The distinction is similar in spirit to the difference between pointwise dominance and integrated dominance conditions: deterministic thresholds compare reach probabilities at one threshold value, while randomized thresholds compare their averages over the threshold distribution.

This pointwise certificate is what certifies the deterministic threshold rules above, including the median threshold $\tau_{\mathrm{med}}$, the half-mean threshold $\frac12\E[M]$, the balanced surplus threshold $\tau^\star$, and every threshold in the deterministic interval.

The randomized analogue $\tau\overset{d}{=}M$ is the cleanest averaged certificate, since taking $G=F$ makes the surplus term telescope and lets the threshold part close by exchangeability. The same viewpoint also certifies any threshold distribution $G$ satisfying the two sufficient conditions above, as well as convex mixtures of the law of $M$ with any certified deterministic threshold.

Therefore, the median rule, half-mean rule, balanced surplus rule, sample-max rule, and these mixture rules are different ways of certifying the same threshold/surplus tradeoff.

References

[KS77] Ulrich Krengel and Louis Sucheston. Semiamarts and Finite Values. Bulletin of the American Mathematical Society, 83(4):745-747, 1977.
[KS78] Ulrich Krengel and Louis Sucheston.
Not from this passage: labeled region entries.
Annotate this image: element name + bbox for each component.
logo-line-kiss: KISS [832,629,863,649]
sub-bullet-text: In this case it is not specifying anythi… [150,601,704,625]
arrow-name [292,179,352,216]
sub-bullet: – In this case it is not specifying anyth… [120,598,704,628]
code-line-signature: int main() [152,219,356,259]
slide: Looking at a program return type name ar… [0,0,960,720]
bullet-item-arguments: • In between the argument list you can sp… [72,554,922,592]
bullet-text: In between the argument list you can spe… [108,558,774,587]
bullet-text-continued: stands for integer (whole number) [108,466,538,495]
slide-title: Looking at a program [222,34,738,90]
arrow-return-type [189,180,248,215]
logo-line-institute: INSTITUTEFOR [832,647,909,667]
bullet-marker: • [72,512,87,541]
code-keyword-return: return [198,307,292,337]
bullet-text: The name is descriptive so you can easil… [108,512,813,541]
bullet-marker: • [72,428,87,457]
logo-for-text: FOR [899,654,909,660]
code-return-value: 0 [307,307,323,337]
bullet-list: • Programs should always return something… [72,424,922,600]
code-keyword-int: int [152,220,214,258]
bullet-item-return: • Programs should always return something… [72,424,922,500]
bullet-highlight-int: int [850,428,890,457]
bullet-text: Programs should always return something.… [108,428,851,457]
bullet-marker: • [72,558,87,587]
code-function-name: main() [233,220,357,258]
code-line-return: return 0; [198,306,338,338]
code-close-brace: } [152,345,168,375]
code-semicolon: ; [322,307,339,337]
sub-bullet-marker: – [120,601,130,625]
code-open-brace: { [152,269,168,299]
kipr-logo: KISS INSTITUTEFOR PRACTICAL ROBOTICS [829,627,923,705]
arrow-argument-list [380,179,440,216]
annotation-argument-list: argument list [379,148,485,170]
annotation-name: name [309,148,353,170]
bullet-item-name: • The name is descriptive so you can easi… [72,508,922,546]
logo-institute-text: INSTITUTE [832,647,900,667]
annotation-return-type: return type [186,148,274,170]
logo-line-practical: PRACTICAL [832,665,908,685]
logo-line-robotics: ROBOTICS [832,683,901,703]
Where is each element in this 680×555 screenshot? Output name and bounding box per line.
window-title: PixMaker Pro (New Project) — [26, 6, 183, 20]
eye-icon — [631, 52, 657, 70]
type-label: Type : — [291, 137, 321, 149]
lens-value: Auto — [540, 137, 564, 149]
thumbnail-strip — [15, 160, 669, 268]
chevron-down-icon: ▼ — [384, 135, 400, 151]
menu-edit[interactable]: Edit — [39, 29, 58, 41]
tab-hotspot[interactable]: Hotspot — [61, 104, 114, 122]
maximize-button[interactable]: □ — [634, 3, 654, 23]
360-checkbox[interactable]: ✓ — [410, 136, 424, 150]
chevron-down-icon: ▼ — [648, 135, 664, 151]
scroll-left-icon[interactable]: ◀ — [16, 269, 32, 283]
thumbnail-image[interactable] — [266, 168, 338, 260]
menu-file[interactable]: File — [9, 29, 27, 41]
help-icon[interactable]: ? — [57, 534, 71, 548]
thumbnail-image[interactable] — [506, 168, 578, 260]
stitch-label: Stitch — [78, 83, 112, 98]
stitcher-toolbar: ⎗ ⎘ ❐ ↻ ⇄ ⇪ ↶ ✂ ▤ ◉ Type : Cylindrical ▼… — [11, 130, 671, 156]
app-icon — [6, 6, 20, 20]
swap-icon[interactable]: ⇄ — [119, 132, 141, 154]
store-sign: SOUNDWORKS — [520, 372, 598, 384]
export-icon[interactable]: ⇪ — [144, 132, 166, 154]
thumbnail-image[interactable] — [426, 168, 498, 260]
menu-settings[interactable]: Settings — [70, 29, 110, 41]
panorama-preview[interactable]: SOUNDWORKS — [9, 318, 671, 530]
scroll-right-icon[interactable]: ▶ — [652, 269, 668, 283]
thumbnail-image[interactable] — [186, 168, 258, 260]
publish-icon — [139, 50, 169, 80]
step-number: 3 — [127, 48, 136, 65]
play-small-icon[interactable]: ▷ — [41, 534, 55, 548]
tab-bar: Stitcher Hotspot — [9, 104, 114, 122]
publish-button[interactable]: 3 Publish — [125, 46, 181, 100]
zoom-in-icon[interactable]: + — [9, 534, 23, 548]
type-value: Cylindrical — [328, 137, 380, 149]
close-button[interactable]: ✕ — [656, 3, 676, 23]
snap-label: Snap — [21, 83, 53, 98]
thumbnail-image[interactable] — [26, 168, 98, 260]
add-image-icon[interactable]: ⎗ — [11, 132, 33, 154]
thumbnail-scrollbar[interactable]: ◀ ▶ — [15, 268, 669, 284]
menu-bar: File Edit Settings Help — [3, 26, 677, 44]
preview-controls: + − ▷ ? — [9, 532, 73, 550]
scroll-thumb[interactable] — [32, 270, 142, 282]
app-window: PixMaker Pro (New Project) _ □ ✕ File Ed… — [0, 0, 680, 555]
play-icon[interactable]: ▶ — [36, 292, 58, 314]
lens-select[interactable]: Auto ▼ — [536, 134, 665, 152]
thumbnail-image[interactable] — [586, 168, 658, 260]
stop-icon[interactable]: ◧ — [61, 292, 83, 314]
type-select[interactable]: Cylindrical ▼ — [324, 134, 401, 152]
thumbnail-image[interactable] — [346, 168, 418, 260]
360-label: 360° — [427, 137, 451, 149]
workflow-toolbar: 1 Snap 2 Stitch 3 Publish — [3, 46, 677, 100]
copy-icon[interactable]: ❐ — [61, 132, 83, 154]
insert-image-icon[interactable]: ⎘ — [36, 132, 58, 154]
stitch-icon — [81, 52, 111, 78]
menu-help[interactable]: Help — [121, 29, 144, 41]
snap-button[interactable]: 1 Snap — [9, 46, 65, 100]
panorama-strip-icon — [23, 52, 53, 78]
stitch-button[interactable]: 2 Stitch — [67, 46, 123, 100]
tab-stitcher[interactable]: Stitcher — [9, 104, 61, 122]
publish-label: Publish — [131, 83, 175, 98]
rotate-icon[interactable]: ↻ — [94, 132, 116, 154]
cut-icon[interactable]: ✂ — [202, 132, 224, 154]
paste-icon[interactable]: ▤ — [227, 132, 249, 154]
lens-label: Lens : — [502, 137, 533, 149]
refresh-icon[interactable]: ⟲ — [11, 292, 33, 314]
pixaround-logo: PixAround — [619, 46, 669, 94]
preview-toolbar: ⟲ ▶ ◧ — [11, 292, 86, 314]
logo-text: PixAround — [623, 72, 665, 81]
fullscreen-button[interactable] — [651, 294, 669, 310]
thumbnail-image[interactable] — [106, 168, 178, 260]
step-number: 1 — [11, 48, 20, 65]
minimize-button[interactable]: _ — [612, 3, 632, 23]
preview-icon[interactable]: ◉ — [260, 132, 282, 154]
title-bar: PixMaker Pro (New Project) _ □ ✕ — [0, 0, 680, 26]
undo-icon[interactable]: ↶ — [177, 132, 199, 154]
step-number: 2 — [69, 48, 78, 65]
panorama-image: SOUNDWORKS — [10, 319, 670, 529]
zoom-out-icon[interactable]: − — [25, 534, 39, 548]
On Semiamarts, Amarts, and Processes with Finite Value. Advances in Probability and Related Topics, 4:197-266, Marcel Dekker, 1978.
[SC84] Ester Samuel-Cahn. Comparison of Threshold Stop Rules and Maximum for Independent Nonnegative Random Variables. The Annals of Probability, 12(4):1213-1216, 1984.
[Wit95] Rainer Wittmann. Prophet Inequalities for Dependent Random Variables. Stochastics: An International Journal of Probability and Stochastic Processes, 52(3-4):283-293, 1995.
[KW12] Robert Kleinberg and S. Matthew Weinberg. Matroid Prophet Inequalities. Proceedings of the Forty-Fourth Annual ACM Symposium on Theory of Computing, pages 123-136, ACM, 2012.
[RWW20] Aviad Rubinstein, Jack Z. Wang, and S. Matthew Weinberg. Optimal Single-Choice Prophet Inequalities from Samples. 11th Innovations in Theoretical Computer Science Conference, Leibniz International Proceedings in Informatics 151, pages 60:1-60:10, 2020.